The other day I visited a friend whose adult son is receiving intense medical treatment for bipolar disorder. I like him. We met several times over the years. He asked me where I had been, he hadn’t seen me in a while. I told him about the cancer. He asked how Steve is. I replied that Steve passed away and told him the story. He asked when it was. I answered that it happened 15 months ago. He responded with, “Oh, that is quite a long time ago”.
I sat there on the comfy sofa, astonished. Dumbstruck. Took a long slow breath. Silence in my whole being. A thunderbolt. There and then it hit me that yes, it is quite a long time ago. Period. No judgment, no attachment, just a fact. Unconditionally spoken.
I could not have received this sentence from anyone else.

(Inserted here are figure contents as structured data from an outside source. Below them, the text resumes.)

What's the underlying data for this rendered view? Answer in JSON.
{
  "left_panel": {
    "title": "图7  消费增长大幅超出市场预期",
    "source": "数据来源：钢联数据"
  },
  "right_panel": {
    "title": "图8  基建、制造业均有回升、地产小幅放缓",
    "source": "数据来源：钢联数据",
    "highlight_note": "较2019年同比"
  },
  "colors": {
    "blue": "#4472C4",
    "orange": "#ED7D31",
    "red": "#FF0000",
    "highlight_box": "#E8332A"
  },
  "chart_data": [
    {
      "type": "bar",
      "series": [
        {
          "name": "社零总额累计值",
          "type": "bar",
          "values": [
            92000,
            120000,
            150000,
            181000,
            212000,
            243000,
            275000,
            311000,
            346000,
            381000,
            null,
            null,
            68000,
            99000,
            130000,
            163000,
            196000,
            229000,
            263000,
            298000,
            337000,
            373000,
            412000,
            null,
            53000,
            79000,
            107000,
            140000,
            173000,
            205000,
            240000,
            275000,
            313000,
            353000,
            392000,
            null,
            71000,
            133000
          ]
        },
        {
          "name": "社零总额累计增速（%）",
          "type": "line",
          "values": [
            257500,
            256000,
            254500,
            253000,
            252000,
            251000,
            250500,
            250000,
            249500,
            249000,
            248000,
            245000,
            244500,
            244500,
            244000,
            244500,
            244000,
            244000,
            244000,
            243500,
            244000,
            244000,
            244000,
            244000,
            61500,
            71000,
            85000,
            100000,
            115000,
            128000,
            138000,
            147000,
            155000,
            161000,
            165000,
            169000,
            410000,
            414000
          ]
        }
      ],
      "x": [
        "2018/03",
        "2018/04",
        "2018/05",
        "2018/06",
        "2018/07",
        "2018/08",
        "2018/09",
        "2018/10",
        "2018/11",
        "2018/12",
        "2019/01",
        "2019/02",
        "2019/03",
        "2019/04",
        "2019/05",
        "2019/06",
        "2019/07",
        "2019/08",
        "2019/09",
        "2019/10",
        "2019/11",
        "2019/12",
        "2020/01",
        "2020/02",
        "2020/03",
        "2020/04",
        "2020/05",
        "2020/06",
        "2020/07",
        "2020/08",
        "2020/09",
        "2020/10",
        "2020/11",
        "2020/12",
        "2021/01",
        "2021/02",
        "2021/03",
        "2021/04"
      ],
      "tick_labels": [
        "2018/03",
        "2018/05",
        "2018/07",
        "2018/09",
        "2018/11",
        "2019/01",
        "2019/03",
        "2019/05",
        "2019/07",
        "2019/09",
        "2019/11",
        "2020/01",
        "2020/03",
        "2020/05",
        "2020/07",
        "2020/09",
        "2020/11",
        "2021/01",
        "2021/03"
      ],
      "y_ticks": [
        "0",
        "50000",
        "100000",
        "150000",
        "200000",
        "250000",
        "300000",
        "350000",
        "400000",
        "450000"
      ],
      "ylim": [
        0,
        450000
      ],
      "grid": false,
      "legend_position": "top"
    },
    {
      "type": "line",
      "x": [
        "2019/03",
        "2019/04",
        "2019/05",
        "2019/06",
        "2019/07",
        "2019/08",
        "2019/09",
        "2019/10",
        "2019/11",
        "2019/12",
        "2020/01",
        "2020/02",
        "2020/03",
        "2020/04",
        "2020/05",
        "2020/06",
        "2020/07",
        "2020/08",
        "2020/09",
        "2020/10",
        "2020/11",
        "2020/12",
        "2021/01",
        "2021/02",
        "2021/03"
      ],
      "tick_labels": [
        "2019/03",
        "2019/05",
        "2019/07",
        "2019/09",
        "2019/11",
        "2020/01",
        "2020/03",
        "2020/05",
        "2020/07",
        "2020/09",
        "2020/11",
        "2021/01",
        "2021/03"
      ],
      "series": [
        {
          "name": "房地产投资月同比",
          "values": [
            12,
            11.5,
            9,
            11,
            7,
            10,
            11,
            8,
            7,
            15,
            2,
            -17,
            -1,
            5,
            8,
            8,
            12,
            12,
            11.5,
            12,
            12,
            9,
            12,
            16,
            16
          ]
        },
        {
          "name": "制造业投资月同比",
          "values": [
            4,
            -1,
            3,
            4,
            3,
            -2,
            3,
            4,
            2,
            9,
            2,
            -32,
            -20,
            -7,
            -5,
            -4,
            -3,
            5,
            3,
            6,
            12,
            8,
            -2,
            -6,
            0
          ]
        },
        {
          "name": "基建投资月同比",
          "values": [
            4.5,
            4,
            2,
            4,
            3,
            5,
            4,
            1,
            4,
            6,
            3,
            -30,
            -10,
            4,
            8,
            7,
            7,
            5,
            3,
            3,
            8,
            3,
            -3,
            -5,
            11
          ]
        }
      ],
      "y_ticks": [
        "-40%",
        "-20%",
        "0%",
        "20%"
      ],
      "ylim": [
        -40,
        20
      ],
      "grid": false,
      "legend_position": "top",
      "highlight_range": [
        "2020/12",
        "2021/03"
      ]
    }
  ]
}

Suddenly I felt so light. The burden of a bizarre time warp was lifted off my heart. The period of time since the cancer and Steve’s death had felt so NOW, so recent, so – just a couple of months. Certainly not over a year! When the young man made that statement, a veil dissolved. I felt better.
For the first time in ages I felt pure joy. I felt ok about being alive without Steve. I felt happy. Time somehow returned to normal. A strange, illuminating and certainly liberating experience.
Back in 1999, Steve and I named our signature introductory Tantra seminar “Timeless Loving“. This title now has a whole new meaning for me.